While I do suspect it to be, that isn’t why I said that. I was saying that because you were seemingly saying that probability logic has a bias favoring reasoning from within a consistent system. And, I was saying, “why would you want to be reasoning within an inconsistent system? Shouldn’t something be suited for reasoning within a consistent system, seeing as reasoning in an inconsistent system gives you nonsense?”

> I hope you found the section useful even though you were not able to see how it is an alternative notion of provability from its definition.

It didn’t provide me with the answer I was seeking, and so I will instead ask you directly again: what alternative notion of probability do you have in mind?

bvssvni|2 years ago

Logic by default does not have a bias toward consistency.
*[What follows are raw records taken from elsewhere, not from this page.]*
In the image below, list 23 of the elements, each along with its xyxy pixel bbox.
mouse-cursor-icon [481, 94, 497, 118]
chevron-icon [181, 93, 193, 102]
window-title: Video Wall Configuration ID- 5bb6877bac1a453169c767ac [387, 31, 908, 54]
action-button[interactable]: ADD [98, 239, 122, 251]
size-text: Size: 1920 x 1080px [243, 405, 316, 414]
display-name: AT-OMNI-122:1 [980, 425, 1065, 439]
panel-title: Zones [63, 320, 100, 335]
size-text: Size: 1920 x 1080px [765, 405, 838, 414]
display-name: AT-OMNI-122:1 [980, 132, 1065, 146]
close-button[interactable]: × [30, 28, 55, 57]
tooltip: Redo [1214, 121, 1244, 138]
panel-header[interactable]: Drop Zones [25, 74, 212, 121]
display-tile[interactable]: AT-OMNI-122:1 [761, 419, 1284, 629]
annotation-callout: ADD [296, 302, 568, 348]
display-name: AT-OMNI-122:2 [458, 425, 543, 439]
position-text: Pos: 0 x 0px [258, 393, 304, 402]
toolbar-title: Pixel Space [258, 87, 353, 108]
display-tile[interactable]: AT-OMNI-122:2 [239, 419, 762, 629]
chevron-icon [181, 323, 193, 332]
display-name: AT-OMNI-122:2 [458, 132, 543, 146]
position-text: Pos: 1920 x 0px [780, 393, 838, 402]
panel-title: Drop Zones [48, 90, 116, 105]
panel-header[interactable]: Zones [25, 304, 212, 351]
The bias is added by people who design and use mathematical languages using logic. It does not mean that the theory you are using is inconsistent.

Asking "why do you want to be reasoning within an inconsistent system?" is like facing a dead end, because you are supposing a bias that was never there in the first place. As if, logic cares about what you want. You only get out what you put in. Bias in => bias out.

I am speculating about the following: If we don't bias ourselves in favor of consistency at the meta-level, then the correct notion of provability is HOOO EP. If we are biased, then the correct notion is Provability Logic.

In order to see HOOO EP as a provability notion, you have to interpret the axioms as a theory about provability. This requires mathematical intuition, for example, that you are able to distinguish a formal theory from its interpretation. Now, I can only suggest a formal theory, but the interpretation is up to users of that theory.